At her conception, God preserved Mary from original sin. This shows that we are saved, not by good works, but by the grace of God because God took the merits of Jesus Christ and applied it to Mary even before she can do anything. Mary was saved by her Son even before he was conceived. God can do this because God is beyond time and space.
What is the scriptural proof of this? While this term is not in Scripture, just as the terms Trinity, Bible, hypostatic union are not in the Bible, we can infer this from Scripture. The Gospel shows us the greeting of the Angel: Hail, full of grace! The term full of grace means there is no space for anything else but grace. When we pour water to a cup, when it is full, there is no space for anything else to fill it.
Why is the Immaculate Conception a matter of faith all Catholics should believe? It shows us the power of God, first, to apply the merits of the death of Jesus several years later to Mary’s conception. It also shows that the life of Mary is the life God originally willed for us. God created Adam and Eve without sin. But Adam and Eve rejected the life God had planned for them which opened creation to the original sin. In contrast, Mary was conceived without original sin but she accepted and surrendered her life to God. Was Mary tempted? Scripture did not say, but probably, just as Jesus was tempted. Did Mary suffer? Simeon told Mary a sword will pierce her heart. Did Mary sin? The answer is NO because she is full of grace, by the grace of God. Although she was tempted, she did not sin. If sin is rejection of God, Mary could not reject Jesus who is God, because he is her Son. Normally speaking, a mother’s love is the most intimate love any human being can give. Therefore, the love of the Mother of Jesus for her Son is the most intimate love any human can give to jesus. Because she is the Mother of God, no one can love God more than Mary.

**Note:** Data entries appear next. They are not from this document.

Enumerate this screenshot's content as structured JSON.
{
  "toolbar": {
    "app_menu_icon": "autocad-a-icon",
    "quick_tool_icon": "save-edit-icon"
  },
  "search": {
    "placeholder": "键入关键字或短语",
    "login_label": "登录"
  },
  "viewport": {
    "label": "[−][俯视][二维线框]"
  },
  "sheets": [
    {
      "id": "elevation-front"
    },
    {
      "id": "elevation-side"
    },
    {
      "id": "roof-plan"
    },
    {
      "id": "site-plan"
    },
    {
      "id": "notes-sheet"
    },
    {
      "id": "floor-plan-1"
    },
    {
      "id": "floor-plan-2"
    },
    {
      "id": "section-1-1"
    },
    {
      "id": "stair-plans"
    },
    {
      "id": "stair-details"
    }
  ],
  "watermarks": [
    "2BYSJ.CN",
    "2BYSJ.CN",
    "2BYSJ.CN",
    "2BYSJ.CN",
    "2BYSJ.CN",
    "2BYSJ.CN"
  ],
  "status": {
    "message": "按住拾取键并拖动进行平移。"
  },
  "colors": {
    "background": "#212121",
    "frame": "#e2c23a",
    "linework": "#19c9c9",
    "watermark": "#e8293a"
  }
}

At the end of her life, Mary was assumed to heaven. She is in heaven today, body and soul, seated with Jesus.
The life of Mary, from her immaculate conception to her assumption to heaven shows God’s original plan for humanity. As St Paul said in the Second Reading: he chose us in Christ before the foundation of the world to be holy and blameless before him in love. God wants us to be holy and blameless. Mary has shown us how to live that life: one of total surrender to God, of total trust in the Father, echoing her song: My soul magnifies the Lord, and my spirit rejoices in God my Savior. We acknowledge God for who he is: our God and Savior. We come before him in humility so God will bless us – because the mighty God will do great things for us, his name is holy.
The Immaculate Conception shows us God’s love by calling us to himself. It also shows us his love by giving us power to live this life if we allow him to do so. In the end, holiness is a work of God: the Mighty One has done great things for me. God works in us, when we invite him to our lives. The only way to holiness is to tell the Lord: Let it be done to me according to your Word.
Lord, you have called me to be holy and blameless in your sight. Here I am. I give you permission to enter my life to make me holy. Do great things for me I allow you to do to me according to your Word. Mary, you are blessed of all women, lead me to the fruit of your womb, Jesus.